# Pet Pigeon Sitter Services?



## Ginger (Aug 18, 2005)

I was wondering if any one knew of a company/individual in Toronto, Ontario, Canada that would provide pet pigeon sitting services?

Some where I can bring them for a while if I am on holiday outside the country or that would do it on a daily basis, just like taking your children to day care?

Thank you for your help.

Ginger


----------



## Feefo (Feb 8, 2002)

We seem to have a lot of members in Toronto, maybe you should all get together sometime and discuss how you can help each other with pigeon sitting as required.

Cynthia


----------



## Ginger (Aug 18, 2005)

Sounds like a good idea for a short term sort of service rendered but I need some one who does not mind doing this almost as a side job. 

I greatly appreciate your suggestion and will inquire to those living in close proximity and see what they have to say. Who knows, I might find what I am looking for!
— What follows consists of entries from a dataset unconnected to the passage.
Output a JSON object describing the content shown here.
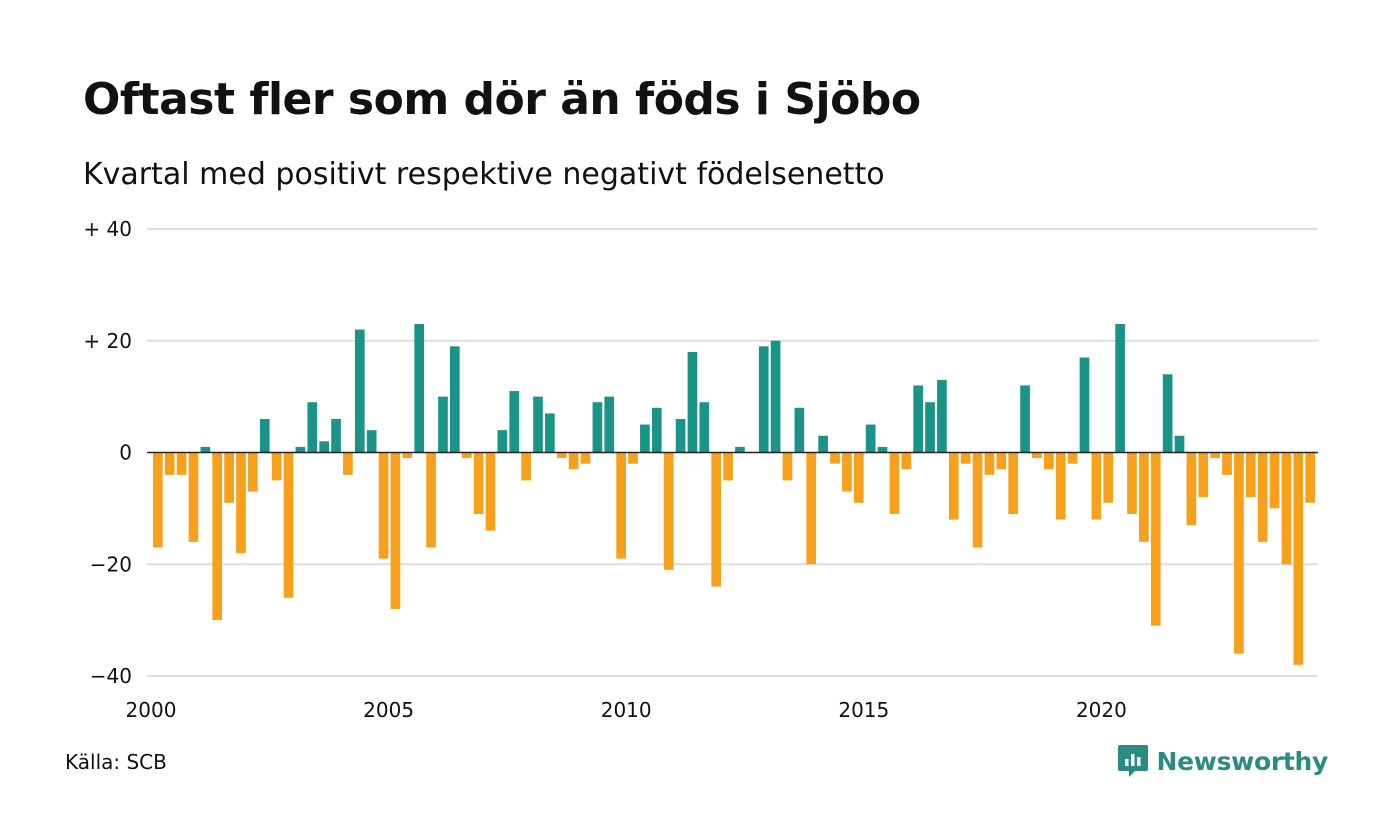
{
  "title": "Oftast fler som dör än föds i Sjöbo",
  "subtitle": "Kvartal med positivt respektive negativt födelsenetto",
  "source": "Källa: SCB",
  "brand": "Newsworthy",
  "colors": {
    "positive": "#1a9486",
    "negative": "#f7a01c",
    "grid": "#dddddd",
    "zero": "#222222",
    "brand": "#2a8c80"
  },
  "chart_data": {
    "type": "bar",
    "start_year": 2000,
    "interval": "quarter",
    "ylim": [
      -40,
      40
    ],
    "yticks": [
      40,
      20,
      0,
      -20,
      -40
    ],
    "ytick_labels": [
      "+ 40",
      "+ 20",
      "0",
      "−20",
      "−40"
    ],
    "xticks": [
      2000,
      2005,
      2010,
      2015,
      2020
    ],
    "xtick_labels": [
      "2000",
      "2005",
      "2010",
      "2015",
      "2020"
    ],
    "grid": true,
    "values": [
      -17,
      -4,
      -4,
      -16,
      1,
      -30,
      -9,
      -18,
      -7,
      6,
      -5,
      -26,
      1,
      9,
      2,
      6,
      -4,
      22,
      4,
      -19,
      -28,
      -1,
      23,
      -17,
      10,
      19,
      -1,
      -11,
      -14,
      4,
      11,
      -5,
      10,
      7,
      -1,
      -3,
      -2,
      9,
      10,
      -19,
      -2,
      5,
      8,
      -21,
      6,
      18,
      9,
      -24,
      -5,
      1,
      0,
      19,
      20,
      -5,
      8,
      -20,
      3,
      -2,
      -7,
      -9,
      5,
      1,
      -11,
      -3,
      12,
      9,
      13,
      -12,
      -2,
      -17,
      -4,
      -3,
      -11,
      12,
      -1,
      -3,
      -12,
      -2,
      17,
      -12,
      -9,
      23,
      -11,
      -16,
      -31,
      14,
      3,
      -13,
      -8,
      -1,
      -4,
      -36,
      -8,
      -16,
      -10,
      -20,
      -38,
      -9
    ]
  }
}
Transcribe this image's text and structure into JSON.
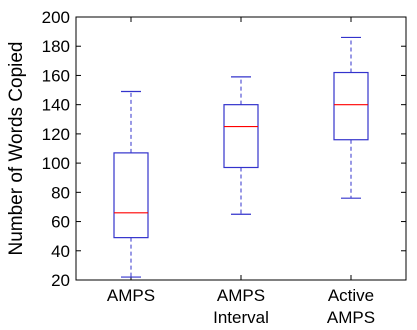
{
  "chart_data": {
    "type": "box",
    "title": "",
    "xlabel": "",
    "ylabel": "Number of Words Copied",
    "ylim": [
      20,
      200
    ],
    "yticks": [
      20,
      40,
      60,
      80,
      100,
      120,
      140,
      160,
      180,
      200
    ],
    "grid": false,
    "categories": [
      [
        "AMPS"
      ],
      [
        "AMPS",
        "Interval"
      ],
      [
        "Active",
        "AMPS"
      ]
    ],
    "boxes": [
      {
        "min": 22,
        "q1": 49,
        "median": 66,
        "q3": 107,
        "max": 149
      },
      {
        "min": 65,
        "q1": 97,
        "median": 125,
        "q3": 140,
        "max": 159
      },
      {
        "min": 76,
        "q1": 116,
        "median": 140,
        "q3": 162,
        "max": 186
      }
    ],
    "colors": {
      "box": "#3333cc",
      "median": "#ff0000",
      "whisker": "#3333cc",
      "axis": "#000000"
    }
  }
}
I am looking forward to the day where pigeons will be as popular as dogs.  

Thank you Cynthia!

Ginger


----------



## Pigeonpal2002 (Jul 27, 2002)

Hi Ginger, 

I'm from near to Toronto, in Oshawa but I've never heard of such a service...but mind you, I've never had a reason for that either. Did you call around to local area vets offices...they may have some suggestions for you. You could also try contacting your local human society and see what they say.


Good luck


----------